Tuttavia egli ha dimenticato che gli IMI (soldati italiani prigionieri in Germania) dal 1° luglio 1944 diventarono liberi lavoratori in Germania con gli stessi diritti e paghe dei cittadini tedeschi simili ai lavoratori andati volontariamente in Germania prima della guerra ed anche durante la guerra. Soltanto una minoranza preferì rimanere IMI tra cui il famoso scrittore Guareschi per mantenere fede al suo giuramento al re. Moltissimi si arruolarono nelle FLAK (forza antiaerea della Luftwaffe). Cordiali saluti, Eugenio Battaglia.

RISPONDE LUIGI VASSALLO –  Dai dati ufficiali, tra cui il rapporto del maggiore Andreatta, costruito con numerose testimonianze firmate, si ricavano i seguenti dati: 810.000 soldati italiani fatti prigionieri dai tedeschi dopo 8 settembre 1943, dei quali 94.000 passano subito col governo fascista di Salò, 103.000 passano successivamente cedendo alle pressioni dei reclutatori fascisti, 615.000 rifiutano di passare coi tedeschi e i fascisti.

Quelli che non cedono ai reclutatori fascisti subiscono un duro trattamento: fame, mancanza di medicine, divieto di assistenza da parte della Croce Rossa Internazionale, lavori forzati.

Dal luglio 1944, a seguito di un incontro tra Hitler e Mussolini, lo stato degli IMI viene mutato in quello di “liberi lavoratori”. Cambia il nome, ma non il trattamento. Come si legge nel rapporto Andreatta, i cosiddetti liberi lavoratori ricevono un nutrimento insufficiente, un vestiario militare senza indumenti invernali, devono scendere nelle più profonde miniere, sono sottoposti a duri turni di lavoro; chi si infortuna o vede alla stanchezza viene violentemente punito.
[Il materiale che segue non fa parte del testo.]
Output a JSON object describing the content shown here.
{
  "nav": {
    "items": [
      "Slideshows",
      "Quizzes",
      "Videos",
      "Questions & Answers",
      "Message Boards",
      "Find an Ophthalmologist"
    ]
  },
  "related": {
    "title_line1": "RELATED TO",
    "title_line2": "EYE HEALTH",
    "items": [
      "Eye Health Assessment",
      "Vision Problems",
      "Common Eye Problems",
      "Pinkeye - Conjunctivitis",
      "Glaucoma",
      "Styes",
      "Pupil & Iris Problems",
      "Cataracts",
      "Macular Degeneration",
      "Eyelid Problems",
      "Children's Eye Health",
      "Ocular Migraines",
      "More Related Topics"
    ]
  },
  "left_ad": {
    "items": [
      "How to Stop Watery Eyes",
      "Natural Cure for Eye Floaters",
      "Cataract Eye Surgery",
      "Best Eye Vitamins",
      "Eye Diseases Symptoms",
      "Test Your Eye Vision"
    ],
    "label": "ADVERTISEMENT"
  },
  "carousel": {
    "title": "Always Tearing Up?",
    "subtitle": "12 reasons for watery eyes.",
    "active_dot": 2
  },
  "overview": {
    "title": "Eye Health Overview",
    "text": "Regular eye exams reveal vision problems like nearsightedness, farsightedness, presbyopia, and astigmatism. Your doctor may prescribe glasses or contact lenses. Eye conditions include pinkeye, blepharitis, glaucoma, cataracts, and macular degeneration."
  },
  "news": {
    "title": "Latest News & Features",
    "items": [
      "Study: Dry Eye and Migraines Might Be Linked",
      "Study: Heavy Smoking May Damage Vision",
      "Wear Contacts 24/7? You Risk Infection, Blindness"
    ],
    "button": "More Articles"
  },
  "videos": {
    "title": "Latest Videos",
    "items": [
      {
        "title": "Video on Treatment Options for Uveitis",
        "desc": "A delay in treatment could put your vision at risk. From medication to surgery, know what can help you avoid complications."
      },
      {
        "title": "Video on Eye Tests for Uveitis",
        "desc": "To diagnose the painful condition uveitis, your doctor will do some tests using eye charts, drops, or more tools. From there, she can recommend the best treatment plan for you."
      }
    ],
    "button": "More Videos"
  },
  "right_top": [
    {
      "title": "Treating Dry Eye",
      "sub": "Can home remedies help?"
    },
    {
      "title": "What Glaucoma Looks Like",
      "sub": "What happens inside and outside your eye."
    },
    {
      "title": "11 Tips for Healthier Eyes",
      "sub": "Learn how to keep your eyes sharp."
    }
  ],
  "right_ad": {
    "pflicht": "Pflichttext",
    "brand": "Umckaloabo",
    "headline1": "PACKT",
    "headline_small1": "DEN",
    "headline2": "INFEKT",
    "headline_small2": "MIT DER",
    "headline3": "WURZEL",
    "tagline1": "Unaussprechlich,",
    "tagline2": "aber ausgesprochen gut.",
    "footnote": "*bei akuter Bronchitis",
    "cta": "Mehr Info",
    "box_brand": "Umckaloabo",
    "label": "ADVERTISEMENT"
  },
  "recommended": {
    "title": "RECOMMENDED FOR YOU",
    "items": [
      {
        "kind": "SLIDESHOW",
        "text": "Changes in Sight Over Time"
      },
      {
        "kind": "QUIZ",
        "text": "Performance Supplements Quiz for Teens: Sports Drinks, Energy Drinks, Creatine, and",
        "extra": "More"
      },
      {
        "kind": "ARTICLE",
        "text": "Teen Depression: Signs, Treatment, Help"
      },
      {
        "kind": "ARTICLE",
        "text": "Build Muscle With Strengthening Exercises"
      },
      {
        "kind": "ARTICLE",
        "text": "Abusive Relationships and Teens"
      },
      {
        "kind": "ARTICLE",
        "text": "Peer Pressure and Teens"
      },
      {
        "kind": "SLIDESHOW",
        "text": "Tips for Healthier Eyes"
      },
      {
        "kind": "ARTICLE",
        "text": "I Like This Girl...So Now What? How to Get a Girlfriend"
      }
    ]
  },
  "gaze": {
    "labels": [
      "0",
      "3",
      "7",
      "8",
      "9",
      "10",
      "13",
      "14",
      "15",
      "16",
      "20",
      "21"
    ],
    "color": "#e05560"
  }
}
L’odio verso i militari italiani che hanno rifiutato di passare coi tedeschi e coi fascisti è confermato dalle decine di ufficiali fucilati dai tedeschi perché non considerati prigionieri di guerra, dalle migliaia di soldati bastonati a sangue o fatti morsicare dai cani e ancora dal fatto che quelli che passano coi tedeschi e i fascisti ricevono immediatamente da mangiare sotto gli occhi degli altri che muoiono di fame.

Non escludo che ci furono situazioni o zone particolari in cui alcuni IMI poterono godere di trattamenti umani, quasi da lavoratori non costretti, ma i dati ufficiali confermano, almeno per la maggioranza degli IMI, un’altra storia. Infine, alcuni di quelli che accettarono di passare coi tedeschi e i fascisti, una volta arrivati in Italia, si unirono ai partigiani.